The whole basis of this thread is flawed. There are natural ways to prevent conception, and back in the olden days this is how it was done. The body gives very obvious signs of ovulation. Avoiding having sex around that time won't guarantee that you never have any children. But it will definitely reduce the likelihood. And then you won't need to worry about having hundreds of children.

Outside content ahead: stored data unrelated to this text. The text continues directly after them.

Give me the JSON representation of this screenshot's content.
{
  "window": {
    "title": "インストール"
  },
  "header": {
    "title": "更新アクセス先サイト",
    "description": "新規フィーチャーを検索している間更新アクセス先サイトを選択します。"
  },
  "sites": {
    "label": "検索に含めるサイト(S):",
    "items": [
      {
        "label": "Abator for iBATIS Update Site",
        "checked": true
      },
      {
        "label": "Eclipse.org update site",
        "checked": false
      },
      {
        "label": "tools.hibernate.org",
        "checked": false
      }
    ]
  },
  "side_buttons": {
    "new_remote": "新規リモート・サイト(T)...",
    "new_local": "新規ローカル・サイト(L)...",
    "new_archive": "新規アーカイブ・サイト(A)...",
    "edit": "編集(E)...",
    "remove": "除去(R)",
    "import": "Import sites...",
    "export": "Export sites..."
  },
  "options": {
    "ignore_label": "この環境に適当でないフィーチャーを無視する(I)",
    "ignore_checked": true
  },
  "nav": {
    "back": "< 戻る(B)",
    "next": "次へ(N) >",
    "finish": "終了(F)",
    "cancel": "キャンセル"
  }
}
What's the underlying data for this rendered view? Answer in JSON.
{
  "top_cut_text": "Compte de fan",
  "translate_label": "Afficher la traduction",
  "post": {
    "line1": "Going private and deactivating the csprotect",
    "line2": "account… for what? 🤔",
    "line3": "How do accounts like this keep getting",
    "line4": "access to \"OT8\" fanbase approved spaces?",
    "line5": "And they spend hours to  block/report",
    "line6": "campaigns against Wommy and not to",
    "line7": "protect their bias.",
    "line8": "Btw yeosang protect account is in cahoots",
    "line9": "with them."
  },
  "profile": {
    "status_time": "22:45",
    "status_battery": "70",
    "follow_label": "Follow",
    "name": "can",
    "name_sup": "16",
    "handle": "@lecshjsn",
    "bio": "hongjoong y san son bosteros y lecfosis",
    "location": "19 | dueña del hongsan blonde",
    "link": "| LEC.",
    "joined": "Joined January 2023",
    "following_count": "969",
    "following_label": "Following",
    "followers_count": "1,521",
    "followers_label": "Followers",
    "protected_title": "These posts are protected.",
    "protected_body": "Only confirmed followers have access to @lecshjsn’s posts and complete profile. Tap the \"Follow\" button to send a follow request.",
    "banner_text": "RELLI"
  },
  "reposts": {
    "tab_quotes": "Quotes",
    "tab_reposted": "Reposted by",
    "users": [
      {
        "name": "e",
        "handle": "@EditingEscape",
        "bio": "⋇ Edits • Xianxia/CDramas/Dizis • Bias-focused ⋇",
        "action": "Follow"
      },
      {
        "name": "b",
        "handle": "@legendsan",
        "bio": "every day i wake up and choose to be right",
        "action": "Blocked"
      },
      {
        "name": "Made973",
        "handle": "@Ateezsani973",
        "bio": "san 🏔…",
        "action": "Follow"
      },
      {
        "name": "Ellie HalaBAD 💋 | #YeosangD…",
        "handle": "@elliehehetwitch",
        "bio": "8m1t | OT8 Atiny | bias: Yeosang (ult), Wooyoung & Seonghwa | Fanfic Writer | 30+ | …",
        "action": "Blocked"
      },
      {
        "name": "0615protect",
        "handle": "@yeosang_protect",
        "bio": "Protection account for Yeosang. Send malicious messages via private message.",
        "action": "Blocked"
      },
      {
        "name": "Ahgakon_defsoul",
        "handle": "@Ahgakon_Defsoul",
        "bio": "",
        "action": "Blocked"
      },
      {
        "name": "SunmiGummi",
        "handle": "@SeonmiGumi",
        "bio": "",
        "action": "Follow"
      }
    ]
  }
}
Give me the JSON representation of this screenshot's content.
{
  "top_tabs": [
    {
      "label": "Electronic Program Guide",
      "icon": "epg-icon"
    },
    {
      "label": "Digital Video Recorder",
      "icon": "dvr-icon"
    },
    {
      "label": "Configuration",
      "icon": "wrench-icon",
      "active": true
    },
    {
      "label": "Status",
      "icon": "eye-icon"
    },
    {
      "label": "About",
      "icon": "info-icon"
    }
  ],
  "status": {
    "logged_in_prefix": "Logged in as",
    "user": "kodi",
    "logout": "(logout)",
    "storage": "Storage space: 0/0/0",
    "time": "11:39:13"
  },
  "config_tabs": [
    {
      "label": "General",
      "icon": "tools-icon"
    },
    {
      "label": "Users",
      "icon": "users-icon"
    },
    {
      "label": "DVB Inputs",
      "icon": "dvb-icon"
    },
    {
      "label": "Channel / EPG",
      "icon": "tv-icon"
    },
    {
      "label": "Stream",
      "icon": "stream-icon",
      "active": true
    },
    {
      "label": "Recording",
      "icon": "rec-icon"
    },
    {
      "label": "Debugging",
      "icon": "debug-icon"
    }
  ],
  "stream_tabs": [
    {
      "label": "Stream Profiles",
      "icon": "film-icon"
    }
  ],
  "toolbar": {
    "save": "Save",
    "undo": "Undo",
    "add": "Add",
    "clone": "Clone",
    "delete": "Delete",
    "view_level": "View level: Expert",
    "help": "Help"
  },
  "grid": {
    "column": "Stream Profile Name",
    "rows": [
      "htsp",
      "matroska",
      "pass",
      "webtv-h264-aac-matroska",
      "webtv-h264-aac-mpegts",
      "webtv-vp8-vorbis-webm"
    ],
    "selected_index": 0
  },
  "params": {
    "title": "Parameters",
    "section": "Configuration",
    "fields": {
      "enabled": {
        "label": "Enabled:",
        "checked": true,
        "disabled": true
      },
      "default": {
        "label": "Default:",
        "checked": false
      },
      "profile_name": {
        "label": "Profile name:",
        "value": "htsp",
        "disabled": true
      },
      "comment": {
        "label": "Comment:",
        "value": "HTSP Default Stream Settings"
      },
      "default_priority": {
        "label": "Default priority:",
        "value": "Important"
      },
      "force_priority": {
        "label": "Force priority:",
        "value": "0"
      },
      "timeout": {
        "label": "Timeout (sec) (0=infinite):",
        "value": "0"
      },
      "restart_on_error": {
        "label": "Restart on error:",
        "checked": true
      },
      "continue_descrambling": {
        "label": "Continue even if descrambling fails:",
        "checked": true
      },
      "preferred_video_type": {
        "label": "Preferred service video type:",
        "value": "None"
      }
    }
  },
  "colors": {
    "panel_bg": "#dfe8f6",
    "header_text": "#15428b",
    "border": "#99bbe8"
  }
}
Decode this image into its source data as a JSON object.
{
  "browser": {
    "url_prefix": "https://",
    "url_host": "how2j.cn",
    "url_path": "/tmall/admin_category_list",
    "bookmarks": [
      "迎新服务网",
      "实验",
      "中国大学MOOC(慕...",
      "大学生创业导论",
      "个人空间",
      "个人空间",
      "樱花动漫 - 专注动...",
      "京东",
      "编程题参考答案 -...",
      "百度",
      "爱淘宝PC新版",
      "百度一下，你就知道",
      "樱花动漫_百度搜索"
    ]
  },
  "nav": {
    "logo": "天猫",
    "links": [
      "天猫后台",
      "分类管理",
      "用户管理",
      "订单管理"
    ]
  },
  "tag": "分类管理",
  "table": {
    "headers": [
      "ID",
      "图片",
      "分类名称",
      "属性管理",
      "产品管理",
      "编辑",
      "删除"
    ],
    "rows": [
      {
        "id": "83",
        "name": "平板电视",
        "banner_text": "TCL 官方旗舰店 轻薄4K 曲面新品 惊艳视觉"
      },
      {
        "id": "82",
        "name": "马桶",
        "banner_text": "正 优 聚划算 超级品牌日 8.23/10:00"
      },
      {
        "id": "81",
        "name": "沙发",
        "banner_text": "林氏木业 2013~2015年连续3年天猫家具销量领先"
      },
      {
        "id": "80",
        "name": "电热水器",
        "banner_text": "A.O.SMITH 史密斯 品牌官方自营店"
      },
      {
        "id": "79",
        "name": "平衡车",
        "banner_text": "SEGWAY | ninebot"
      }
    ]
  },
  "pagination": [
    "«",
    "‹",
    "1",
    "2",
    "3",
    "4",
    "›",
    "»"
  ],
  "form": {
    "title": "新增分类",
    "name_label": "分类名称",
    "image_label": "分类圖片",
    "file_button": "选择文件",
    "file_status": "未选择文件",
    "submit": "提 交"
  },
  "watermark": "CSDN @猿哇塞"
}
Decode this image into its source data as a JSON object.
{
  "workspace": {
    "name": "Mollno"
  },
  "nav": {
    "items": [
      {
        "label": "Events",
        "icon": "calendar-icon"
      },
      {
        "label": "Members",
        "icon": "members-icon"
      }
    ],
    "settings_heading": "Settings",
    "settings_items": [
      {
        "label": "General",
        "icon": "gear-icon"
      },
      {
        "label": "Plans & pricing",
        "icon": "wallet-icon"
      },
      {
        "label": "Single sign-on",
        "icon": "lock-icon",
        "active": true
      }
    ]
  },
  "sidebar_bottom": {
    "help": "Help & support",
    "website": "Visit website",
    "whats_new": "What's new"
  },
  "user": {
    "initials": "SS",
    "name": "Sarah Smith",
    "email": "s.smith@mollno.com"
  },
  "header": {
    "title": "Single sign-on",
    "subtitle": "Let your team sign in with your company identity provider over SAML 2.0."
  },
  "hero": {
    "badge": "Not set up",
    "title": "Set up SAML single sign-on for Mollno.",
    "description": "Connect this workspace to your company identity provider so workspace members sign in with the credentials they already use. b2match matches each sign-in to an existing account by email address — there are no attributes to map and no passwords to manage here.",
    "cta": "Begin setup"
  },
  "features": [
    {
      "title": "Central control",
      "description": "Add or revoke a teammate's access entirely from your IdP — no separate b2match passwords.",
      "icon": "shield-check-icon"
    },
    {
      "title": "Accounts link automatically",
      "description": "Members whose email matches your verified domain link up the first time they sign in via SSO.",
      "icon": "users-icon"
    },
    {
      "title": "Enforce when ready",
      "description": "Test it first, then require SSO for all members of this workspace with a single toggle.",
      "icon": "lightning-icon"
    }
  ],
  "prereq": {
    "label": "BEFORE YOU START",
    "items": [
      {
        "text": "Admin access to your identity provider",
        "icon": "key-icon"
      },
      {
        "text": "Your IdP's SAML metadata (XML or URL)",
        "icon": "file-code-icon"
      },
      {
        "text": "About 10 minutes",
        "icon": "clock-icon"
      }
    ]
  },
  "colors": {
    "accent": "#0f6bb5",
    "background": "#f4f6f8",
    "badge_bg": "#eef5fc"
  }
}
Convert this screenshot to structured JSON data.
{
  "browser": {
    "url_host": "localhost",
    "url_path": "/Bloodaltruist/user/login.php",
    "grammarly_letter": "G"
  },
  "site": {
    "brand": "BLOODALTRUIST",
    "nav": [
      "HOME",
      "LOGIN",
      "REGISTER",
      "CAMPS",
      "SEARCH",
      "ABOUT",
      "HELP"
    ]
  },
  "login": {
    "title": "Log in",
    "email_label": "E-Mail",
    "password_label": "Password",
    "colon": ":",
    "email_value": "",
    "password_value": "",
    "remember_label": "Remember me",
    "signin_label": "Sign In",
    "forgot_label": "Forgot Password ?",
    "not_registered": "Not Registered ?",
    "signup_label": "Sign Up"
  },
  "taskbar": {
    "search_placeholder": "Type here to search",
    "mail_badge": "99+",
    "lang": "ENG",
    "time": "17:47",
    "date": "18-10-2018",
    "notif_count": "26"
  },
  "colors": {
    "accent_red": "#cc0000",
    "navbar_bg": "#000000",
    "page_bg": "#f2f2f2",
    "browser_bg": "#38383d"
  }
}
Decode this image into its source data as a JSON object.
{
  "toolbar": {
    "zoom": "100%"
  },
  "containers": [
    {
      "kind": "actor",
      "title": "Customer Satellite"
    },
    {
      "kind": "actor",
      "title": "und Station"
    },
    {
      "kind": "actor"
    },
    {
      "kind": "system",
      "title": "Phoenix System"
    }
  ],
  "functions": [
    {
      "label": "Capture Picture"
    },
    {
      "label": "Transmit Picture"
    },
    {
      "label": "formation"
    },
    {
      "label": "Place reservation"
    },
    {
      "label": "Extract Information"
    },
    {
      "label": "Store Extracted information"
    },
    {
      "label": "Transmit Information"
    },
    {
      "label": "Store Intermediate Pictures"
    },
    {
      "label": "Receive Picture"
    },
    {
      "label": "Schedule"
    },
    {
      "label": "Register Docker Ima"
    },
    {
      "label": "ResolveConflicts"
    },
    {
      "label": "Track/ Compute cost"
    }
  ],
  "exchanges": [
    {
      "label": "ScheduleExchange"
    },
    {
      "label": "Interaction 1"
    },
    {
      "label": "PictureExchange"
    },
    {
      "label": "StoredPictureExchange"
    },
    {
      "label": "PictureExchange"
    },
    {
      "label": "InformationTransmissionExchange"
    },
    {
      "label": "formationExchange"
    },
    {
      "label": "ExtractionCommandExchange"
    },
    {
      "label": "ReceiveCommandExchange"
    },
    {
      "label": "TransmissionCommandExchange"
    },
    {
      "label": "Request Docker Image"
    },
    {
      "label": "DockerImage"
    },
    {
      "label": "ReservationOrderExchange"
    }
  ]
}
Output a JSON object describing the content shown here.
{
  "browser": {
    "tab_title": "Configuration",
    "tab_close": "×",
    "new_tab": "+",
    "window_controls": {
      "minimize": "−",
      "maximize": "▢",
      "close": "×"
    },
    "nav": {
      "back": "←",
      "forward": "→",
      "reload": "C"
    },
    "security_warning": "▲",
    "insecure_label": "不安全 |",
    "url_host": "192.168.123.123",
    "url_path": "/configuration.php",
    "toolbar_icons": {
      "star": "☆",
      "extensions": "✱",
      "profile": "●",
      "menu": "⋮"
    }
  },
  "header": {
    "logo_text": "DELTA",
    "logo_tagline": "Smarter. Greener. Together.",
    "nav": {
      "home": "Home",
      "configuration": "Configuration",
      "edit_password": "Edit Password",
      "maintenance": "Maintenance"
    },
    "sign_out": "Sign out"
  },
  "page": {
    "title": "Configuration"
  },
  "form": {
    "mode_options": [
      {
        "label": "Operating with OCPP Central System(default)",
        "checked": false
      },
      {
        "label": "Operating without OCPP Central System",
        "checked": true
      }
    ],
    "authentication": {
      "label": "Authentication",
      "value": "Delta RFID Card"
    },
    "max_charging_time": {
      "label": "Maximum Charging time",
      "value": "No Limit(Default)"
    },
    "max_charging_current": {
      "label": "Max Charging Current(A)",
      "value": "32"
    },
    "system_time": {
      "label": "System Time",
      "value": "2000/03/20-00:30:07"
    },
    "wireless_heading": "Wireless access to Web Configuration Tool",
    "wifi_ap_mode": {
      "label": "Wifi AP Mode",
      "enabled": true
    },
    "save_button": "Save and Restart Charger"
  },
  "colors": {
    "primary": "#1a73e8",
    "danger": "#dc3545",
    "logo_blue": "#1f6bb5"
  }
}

There are so many options for contraception available now, and in conjunction with the morning after pill I struggle to see why abortion rates are still rising. How is it possible that so many people continue to be so stupid? I can understand the pill failing, or the implant failing, and no one realising until it's too late, but that definitely doesn't account for the rising rates.

I heard a statistic on the radio that was something like 10% of all Australian women aged between 16 and 30 had an abortion last year. Disgusting.
 
^^^

(for glowbug)For lack of a better word, HELLZ YEA.

Took me a minute to read that, but you basically said everything i was thinking, in court-speak. good post man. damn.



Anna: like i said before, i dont support abortion as birth control, but sometimes peope make mistakes and it aint intentional stupidity or ignorance, its just a fuckin mistake. as humans we make those.

shouldnt happen all the time, but you cant write off anyone that get a abortion after getting pregnant accidentally as stupid. one thing i learned in life is you never know what someones story is.